Food allergies are more common in children than adults. In United States children, the most common food allergens are 1) peanut, 2) milk, 3) shellfish and 4) tree nuts. In early life, the most common food allergy is cow’s milk (50% of food allergic infants under the age of 1). Among adults in the US. the most common food allergens are shellfish (2.9%), milk 1.9%), peanut (1.8%), tree nuts (1.2%) and fish (0.9%)
Is eczema a sign of food allergy?
Studies suggest that 1/3rd of children with moderate to severe eczema also have underlying food allergy. There is controversy about the degree to which food allergy contributes to chronic eczema, however elimination of common food allergens in some children may help improve their eczema. The role of food allergy in adults with eczema is not well studied.
Why do I get itching in my mouth when I eat certain fruits or vegetables?
People that have pollen allergies can experience itching in their mouth or throat when eating raw fruits or vegetables that have proteins similar to those found in the pollens that person is allergic to. This is called oral allergy syndrome and symptoms tend to be mild. When these fruits and vegetables are heated, the protein is changed and therefore the body does not tend to recognize and react to it. One example is raw apples. People who have a birch tree pollen allergy may have itching in the mouth with apple consumption. However, apple pie is tolerated because it is cooked. Birch tree pollen allergic patients may also have itching in the mouth with consumption of peaches, cherries, pears, plums, hazelnut, and walnut.

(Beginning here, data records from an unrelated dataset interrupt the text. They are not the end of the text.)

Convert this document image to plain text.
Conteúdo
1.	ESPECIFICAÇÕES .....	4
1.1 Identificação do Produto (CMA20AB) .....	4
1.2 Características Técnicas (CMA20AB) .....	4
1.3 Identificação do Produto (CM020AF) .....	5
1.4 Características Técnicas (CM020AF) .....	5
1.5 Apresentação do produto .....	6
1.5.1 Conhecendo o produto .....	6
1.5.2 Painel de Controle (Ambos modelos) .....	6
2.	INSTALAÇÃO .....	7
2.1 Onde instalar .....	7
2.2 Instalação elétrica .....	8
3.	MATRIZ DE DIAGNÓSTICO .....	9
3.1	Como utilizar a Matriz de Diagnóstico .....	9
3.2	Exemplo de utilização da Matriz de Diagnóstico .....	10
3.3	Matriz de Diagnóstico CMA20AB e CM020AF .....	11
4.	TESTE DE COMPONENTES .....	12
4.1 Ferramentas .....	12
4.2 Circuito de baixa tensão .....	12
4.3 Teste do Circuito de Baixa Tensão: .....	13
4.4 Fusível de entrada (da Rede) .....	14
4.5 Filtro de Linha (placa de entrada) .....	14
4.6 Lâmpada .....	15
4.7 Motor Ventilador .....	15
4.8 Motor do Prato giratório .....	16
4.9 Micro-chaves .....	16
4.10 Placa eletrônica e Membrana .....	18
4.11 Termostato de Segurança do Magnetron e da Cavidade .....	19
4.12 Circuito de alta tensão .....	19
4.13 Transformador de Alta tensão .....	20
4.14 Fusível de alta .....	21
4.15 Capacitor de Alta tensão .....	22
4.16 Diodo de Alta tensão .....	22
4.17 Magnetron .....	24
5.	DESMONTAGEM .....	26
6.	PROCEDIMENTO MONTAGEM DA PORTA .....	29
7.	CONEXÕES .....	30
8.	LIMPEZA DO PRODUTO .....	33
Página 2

Can food allergy be outgrown?
Allergies to milk, egg, wheat and soy often resolve in childhood. Allergies to peanuts, tree nuts and shellfish are thought to persist into adulthood, however studies suggest that approximately 20% of peanut allergic children will outgrow their peanut allergy
What is food oral immunotherapy?
For patients with underlying food allergy quality of life is affected by fear and anxiety of exposure and possibly reacting. To help decrease this fear and anxiety, some patients with food allergy may consider undergoing a food desensitization process. The goal of immunotherapy (or desensitization) is to raise the threshold dose of food protein that causes a food allergy reaction. This is done gradually and cautiously over time. Successful immunotherapy can allow one to eat a significant/increased amount of the problem food without a reaction. However, the problem food needs to be consumed on a regular basis to maintain the desensitization. Our practice offers desensitization for peanut, cashew, walnut, cow’s milk, egg and sesame.